Option Vier: Schwarz-Blau. Die Tür für eine schwarz-blaue Koalition – oder auch nur schwarz-blaue Mehrheiten – offenzulassen, wäre ein katastrophaler Fehler. Größer als der Schaden für unsere Demokratie wären die gravierenden Konsequenzen für Frauen, Menschen mit Migrationshintergrund und queere Menschen und andere benachteiligte Gruppen. Eine Situation, in der die AfD einen Platz am Tisch hat, ist um jeden Preis zu verhindern.
Dem Koalitionsvertrag zustimmen bedeutet nicht, den Machterhalt von Vorsitzenden oder Minister*innen zu unterstützen. Vielmehr ist es die einzige akzeptable Option in der aktuellen Situation. Jede der genannten Alternativen würde materiell den Menschen schaden, die wir repräsentieren sollten. Es ist ohne Frage an der Zeit, einen Wechsel an der Spitze vorzunehmen, doch eine Regierungsbeteiligung als Meinungsäußerung hierzu zu verwenden, ist unangemessen.

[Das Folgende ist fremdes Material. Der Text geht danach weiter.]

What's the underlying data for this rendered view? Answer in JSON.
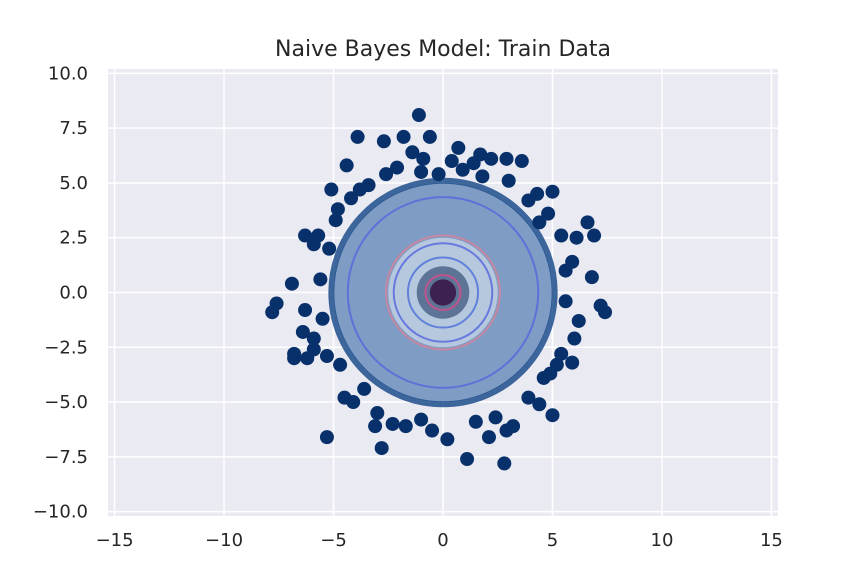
{
  "chart_data": {
    "type": "scatter",
    "title": "Naive Bayes Model: Train Data",
    "xlabel": "",
    "ylabel": "",
    "xlim": [
      -15.3,
      15.3
    ],
    "ylim": [
      -10.2,
      10.2
    ],
    "x_ticks": [
      -15,
      -10,
      -5,
      0,
      5,
      10,
      15
    ],
    "x_tick_labels": [
      "−15",
      "−10",
      "−5",
      "0",
      "5",
      "10",
      "15"
    ],
    "y_ticks": [
      10.0,
      7.5,
      5.0,
      2.5,
      0.0,
      -2.5,
      -5.0,
      -7.5,
      -10.0
    ],
    "y_tick_labels": [
      "10.0",
      "7.5",
      "5.0",
      "2.5",
      "0.0",
      "−2.5",
      "−5.0",
      "−7.5",
      "−10.0"
    ],
    "grid": true,
    "legend": "none",
    "background_color": "#eaeaf2",
    "point_color": "#08306b",
    "density": {
      "center": [
        0.0,
        0.0
      ],
      "radii": [
        5.0,
        2.5,
        1.2,
        0.6
      ],
      "colors": [
        "#7f9cc4",
        "#b6c8de",
        "#5e7496",
        "#3d2150"
      ],
      "contour_radii": [
        4.35,
        2.6,
        2.25,
        1.6,
        0.8
      ],
      "contour_colors": [
        "#5566dd",
        "#d7829a",
        "#5566dd",
        "#4b6fd8",
        "#d74b8c"
      ]
    },
    "points": [
      [
        -1.1,
        8.1
      ],
      [
        -0.6,
        7.1
      ],
      [
        -3.9,
        7.1
      ],
      [
        -2.7,
        6.9
      ],
      [
        -1.8,
        7.1
      ],
      [
        -1.4,
        6.4
      ],
      [
        0.7,
        6.6
      ],
      [
        1.7,
        6.3
      ],
      [
        2.2,
        6.1
      ],
      [
        2.9,
        6.1
      ],
      [
        3.6,
        6.0
      ],
      [
        -4.4,
        5.8
      ],
      [
        -2.1,
        5.7
      ],
      [
        -0.9,
        6.1
      ],
      [
        0.4,
        6.0
      ],
      [
        1.4,
        5.9
      ],
      [
        -5.1,
        4.7
      ],
      [
        4.3,
        4.5
      ],
      [
        5.0,
        4.6
      ],
      [
        6.6,
        3.2
      ],
      [
        6.9,
        2.6
      ],
      [
        6.1,
        2.5
      ],
      [
        -6.3,
        2.6
      ],
      [
        -5.7,
        2.6
      ],
      [
        -5.9,
        2.2
      ],
      [
        5.9,
        1.4
      ],
      [
        6.8,
        0.7
      ],
      [
        -7.6,
        -0.5
      ],
      [
        -7.8,
        -0.9
      ],
      [
        -6.9,
        0.4
      ],
      [
        7.2,
        -0.6
      ],
      [
        7.4,
        -0.9
      ],
      [
        -6.3,
        -0.8
      ],
      [
        6.2,
        -1.3
      ],
      [
        -6.4,
        -1.8
      ],
      [
        -5.9,
        -2.1
      ],
      [
        -5.9,
        -2.6
      ],
      [
        -6.8,
        -2.8
      ],
      [
        -6.8,
        -3.0
      ],
      [
        -6.2,
        -3.0
      ],
      [
        6.0,
        -2.1
      ],
      [
        5.9,
        -3.2
      ],
      [
        5.2,
        -3.3
      ],
      [
        -4.5,
        -4.8
      ],
      [
        3.9,
        -4.8
      ],
      [
        4.4,
        -5.1
      ],
      [
        5.0,
        -5.6
      ],
      [
        -5.3,
        -6.6
      ],
      [
        -2.8,
        -7.1
      ],
      [
        -3.1,
        -6.1
      ],
      [
        -2.3,
        -6.0
      ],
      [
        -1.7,
        -6.1
      ],
      [
        1.1,
        -7.6
      ],
      [
        2.8,
        -7.8
      ],
      [
        2.1,
        -6.6
      ],
      [
        3.2,
        -6.1
      ],
      [
        0.2,
        -6.7
      ],
      [
        -0.5,
        -6.3
      ],
      [
        2.9,
        -6.3
      ],
      [
        -4.1,
        -5.0
      ],
      [
        -3.6,
        -4.4
      ],
      [
        4.6,
        -3.9
      ],
      [
        5.4,
        -2.8
      ],
      [
        -5.5,
        -1.2
      ],
      [
        5.6,
        -0.4
      ],
      [
        -5.6,
        0.6
      ],
      [
        5.6,
        1.0
      ],
      [
        -5.2,
        2.0
      ],
      [
        5.4,
        2.6
      ],
      [
        -4.9,
        3.3
      ],
      [
        4.8,
        3.6
      ],
      [
        -4.2,
        4.3
      ],
      [
        3.9,
        4.2
      ],
      [
        -3.4,
        4.9
      ],
      [
        3.0,
        5.1
      ],
      [
        -2.6,
        5.4
      ],
      [
        -0.2,
        5.4
      ],
      [
        1.8,
        5.3
      ],
      [
        -1.0,
        5.5
      ],
      [
        0.9,
        5.6
      ],
      [
        -3.0,
        -5.5
      ],
      [
        -1.0,
        -5.8
      ],
      [
        1.5,
        -5.9
      ],
      [
        2.4,
        -5.7
      ],
      [
        -4.7,
        -3.3
      ],
      [
        4.9,
        -3.7
      ],
      [
        -5.3,
        -2.9
      ],
      [
        -4.8,
        3.8
      ],
      [
        4.4,
        3.2
      ],
      [
        -3.8,
        4.7
      ]
    ]
  }
}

Letztlich möchte ich noch auf ein Argument eingehen, welches ich in den letzten Tagen wiederholt gehört habe: Man stimme gegen den Koalitionsvertrag, weil „er sowieso angenommen wird“. Doch wenn wir eines die letzten Monate gelernt haben, dann ist es, dass nichts sicher ist. Das Argument hat jedoch bereits in sich einen gewissen Widerspruch: Wenn man überzeugt wäre, dieser Koalitionsvertrag wäre grundlegend falsch, dann würde man dagegen stimmen, unabhängig von der Wahrscheinlichkeit der Annahme. Man ist sich also der Notwendigkeit dieses Dokumentes bewusst, stimmt aber trotzdem dagegen. Wie bereits erwähnt, halte ich dieses Votum für den falschen Moment, um lediglich ein symbolisches Signal zu senden. Dafür ist die Situation zu ernst – in unserem Land und für Europa.

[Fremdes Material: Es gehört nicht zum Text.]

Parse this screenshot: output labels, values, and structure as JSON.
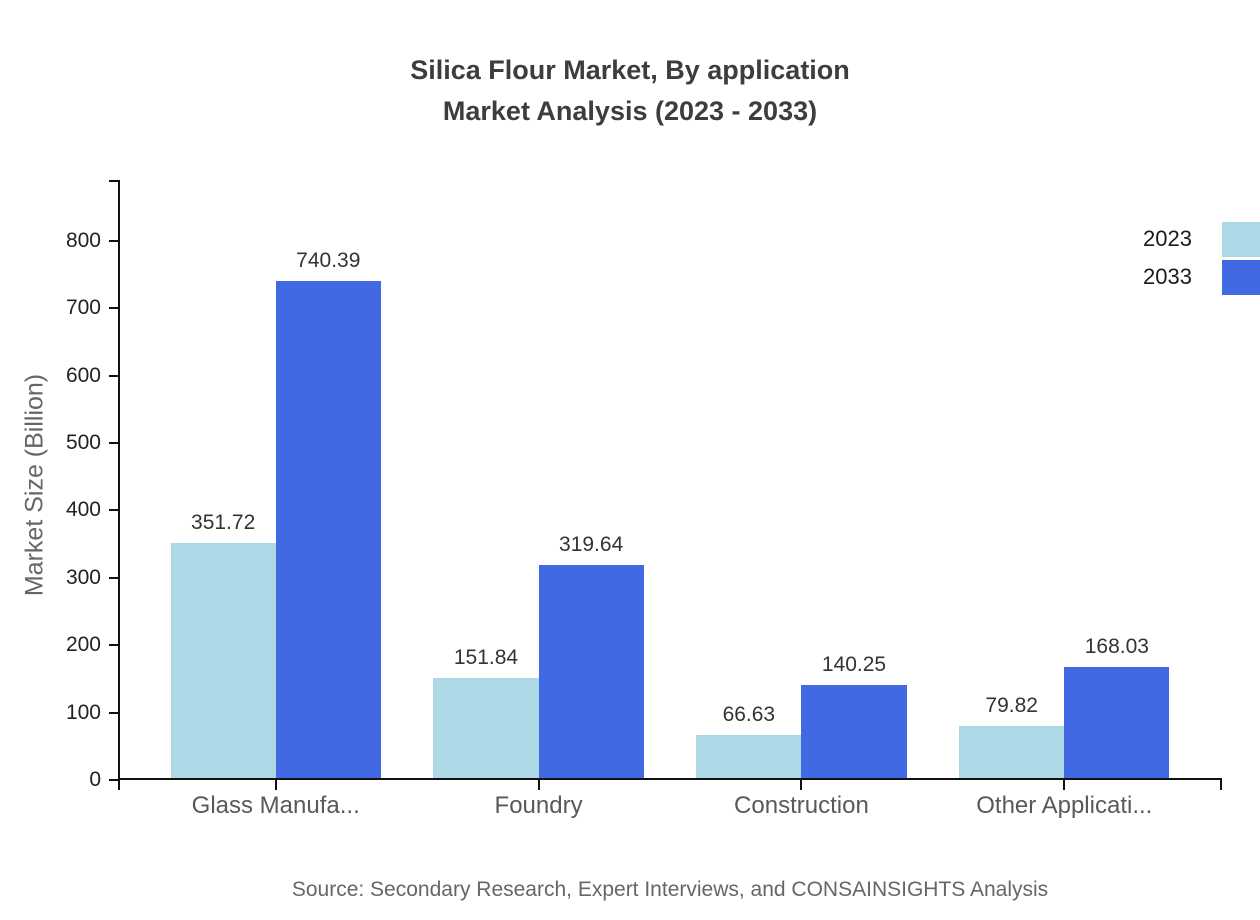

Die Sozialdemokratie erhielt im Februar ihr schlechtestes Ergebnis seit dem Zweiten Weltkrieg bei einer Bundestagswahl. Wir müssen akzeptieren, dass weder in der Politik – sei es im aktuellen Bundestag oder in Umfragen – noch in der Gesellschaft derzeit progressive Mehrheiten existieren. Die Antwort darauf muss sein, dass wir diese Mehrheiten auf der Straße, im Internet und durch persönliche Beziehungen erkämpfen. Um den ehemaligen Labour-Parteivorsitzenden Neil Kinnock zu zitieren: Eine Wahl wird nicht in Wochen gewonnen, sondern in Jahren. Kurzfristig gibt es nur wenige Alternativen, und keine, die progressivere Politik ermöglichen könnte. Ich werde dem Koalitionsvertrag zustimmen – nicht, weil ich mit allen Punkten einverstanden bin, sondern weil jede Alternative ein Spiel mit dem Feuer ist.